18.02.2019 08:05
Quelle: schweizerbauer.ch - Interview: Daniel Salzmann
Milchmarkt
«Solche Abzüge sind inakzeptabel»
Die Molkereien ziehen wegen der neuen Milchzulage nicht 4,5 Rp./kg ab, sondern laut Martin Rufer teils über 10 Rp./kg.

«Schweizer Bauer»: Der Schweizer Bauernverband (SBV) kritisierte Milchpreisabzüge, welche die Milchzulage von 4,5 Rp./kg übersteigen. Wie hoch gehen die denn? 
Martin Rufer: Die Preisbildung im Molkereimilchmarkt ist bekanntlich nicht sehr transparent. Daher ist es sehr schwierig, genaue Angaben zu machen. Wir haben aber Hinweise, dass teilweise über 10 Rappen abgezogen werden. Die SMP kommen zu den gleichen Einschätzungen. Solche Abzüge sind nicht akzeptabel!
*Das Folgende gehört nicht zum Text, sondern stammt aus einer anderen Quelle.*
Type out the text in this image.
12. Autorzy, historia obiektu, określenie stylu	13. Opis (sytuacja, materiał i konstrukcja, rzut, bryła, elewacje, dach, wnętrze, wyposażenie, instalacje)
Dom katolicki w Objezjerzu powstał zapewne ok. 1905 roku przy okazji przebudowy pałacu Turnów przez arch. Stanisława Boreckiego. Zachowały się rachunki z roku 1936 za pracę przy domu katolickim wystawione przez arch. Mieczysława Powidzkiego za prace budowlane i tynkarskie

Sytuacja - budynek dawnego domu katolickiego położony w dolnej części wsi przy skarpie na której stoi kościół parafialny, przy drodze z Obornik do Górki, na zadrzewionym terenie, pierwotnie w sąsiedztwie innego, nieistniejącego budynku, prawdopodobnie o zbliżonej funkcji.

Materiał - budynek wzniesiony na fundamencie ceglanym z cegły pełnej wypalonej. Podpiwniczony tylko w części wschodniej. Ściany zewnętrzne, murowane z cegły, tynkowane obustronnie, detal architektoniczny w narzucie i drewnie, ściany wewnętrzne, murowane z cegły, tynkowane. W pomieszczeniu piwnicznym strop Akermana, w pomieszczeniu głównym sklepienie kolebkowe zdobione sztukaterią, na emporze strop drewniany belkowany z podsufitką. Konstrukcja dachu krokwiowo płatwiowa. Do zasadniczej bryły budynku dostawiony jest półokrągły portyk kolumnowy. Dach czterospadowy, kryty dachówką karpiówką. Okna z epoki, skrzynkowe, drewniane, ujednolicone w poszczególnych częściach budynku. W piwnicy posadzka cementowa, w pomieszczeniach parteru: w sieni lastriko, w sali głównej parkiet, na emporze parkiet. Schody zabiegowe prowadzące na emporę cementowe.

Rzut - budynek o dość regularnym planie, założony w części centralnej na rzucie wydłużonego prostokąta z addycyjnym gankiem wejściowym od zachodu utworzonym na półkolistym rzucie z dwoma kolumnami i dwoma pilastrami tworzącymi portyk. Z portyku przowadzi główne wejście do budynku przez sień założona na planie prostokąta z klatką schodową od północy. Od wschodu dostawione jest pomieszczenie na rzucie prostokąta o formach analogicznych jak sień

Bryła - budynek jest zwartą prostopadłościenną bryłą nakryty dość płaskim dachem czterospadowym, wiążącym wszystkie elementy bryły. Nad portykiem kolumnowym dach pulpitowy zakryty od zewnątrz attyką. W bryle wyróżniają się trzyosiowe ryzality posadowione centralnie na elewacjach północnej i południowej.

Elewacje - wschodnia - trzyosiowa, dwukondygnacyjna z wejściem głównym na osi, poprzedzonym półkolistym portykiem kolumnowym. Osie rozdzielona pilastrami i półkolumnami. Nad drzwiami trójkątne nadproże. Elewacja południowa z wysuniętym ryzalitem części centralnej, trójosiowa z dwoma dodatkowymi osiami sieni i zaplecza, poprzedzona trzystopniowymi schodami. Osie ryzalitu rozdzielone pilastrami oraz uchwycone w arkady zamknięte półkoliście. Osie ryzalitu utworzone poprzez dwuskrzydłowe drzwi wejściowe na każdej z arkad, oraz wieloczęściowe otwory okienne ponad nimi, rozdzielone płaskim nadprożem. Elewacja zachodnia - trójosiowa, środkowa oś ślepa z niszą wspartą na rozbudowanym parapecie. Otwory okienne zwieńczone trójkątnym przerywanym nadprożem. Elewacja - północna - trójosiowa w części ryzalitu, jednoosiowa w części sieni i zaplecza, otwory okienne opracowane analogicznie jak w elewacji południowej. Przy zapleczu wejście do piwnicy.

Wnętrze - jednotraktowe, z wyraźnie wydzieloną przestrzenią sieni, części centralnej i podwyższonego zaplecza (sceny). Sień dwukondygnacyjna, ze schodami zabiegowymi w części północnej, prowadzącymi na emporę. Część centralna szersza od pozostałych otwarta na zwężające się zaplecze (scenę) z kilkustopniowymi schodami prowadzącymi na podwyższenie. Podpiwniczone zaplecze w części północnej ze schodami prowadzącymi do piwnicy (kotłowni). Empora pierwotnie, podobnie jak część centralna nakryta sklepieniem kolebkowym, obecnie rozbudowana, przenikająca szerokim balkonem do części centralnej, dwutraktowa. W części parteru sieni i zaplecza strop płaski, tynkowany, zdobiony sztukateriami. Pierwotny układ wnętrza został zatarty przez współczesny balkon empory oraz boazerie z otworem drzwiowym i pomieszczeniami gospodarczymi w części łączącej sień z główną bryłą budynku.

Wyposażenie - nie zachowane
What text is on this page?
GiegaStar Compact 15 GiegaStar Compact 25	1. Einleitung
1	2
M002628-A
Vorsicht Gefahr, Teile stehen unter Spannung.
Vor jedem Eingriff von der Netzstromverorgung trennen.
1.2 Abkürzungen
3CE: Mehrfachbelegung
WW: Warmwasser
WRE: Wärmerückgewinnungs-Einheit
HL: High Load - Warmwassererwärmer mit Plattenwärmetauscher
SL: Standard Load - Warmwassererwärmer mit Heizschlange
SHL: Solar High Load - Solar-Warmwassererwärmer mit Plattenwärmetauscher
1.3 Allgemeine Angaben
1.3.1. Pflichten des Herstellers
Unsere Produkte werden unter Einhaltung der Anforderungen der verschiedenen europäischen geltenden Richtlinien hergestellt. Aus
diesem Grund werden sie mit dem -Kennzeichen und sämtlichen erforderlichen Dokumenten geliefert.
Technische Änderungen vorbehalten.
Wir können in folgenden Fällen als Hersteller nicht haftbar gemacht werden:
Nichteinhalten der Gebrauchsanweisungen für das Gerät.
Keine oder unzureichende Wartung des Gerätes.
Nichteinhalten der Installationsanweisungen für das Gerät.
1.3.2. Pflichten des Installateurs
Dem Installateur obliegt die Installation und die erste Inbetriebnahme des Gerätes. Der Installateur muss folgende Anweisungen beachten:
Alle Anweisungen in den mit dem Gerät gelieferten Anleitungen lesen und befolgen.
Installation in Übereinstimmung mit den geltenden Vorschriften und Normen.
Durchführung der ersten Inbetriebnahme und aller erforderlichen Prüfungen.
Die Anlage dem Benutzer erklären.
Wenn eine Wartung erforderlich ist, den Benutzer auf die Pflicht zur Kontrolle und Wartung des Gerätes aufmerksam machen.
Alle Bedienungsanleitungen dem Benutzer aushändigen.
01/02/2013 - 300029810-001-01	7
Die Produzentenpreise sind bei der Molkereimilch sonst schon zu tief. Es ist aber so, dass die BOM beschlossen hat, 25% der bisherigen Mittel anders einzusetzen, nämlich für den Export von Fett und neuen Produkten. Das sind fast 20 Mio. Fr. 

Aus Ihrer Sicht sollen sich die Hersteller von Milchpulver, Babynahrung und Schoggi dies ans Bein streichen?
Alle Stufen in der Wertschöpfungskette müssen einen Beitrag zur Deckung des Preisunterschieds leisten. Es darf nicht sein, dass die Hauptlast den Milchproduzenten aufgebürdet wird. Es ist nicht Aufgabe der Milchproduzenten, über Milchgeldabzüge die hohen Kosten der Verarbeitung mitzufinanzieren. 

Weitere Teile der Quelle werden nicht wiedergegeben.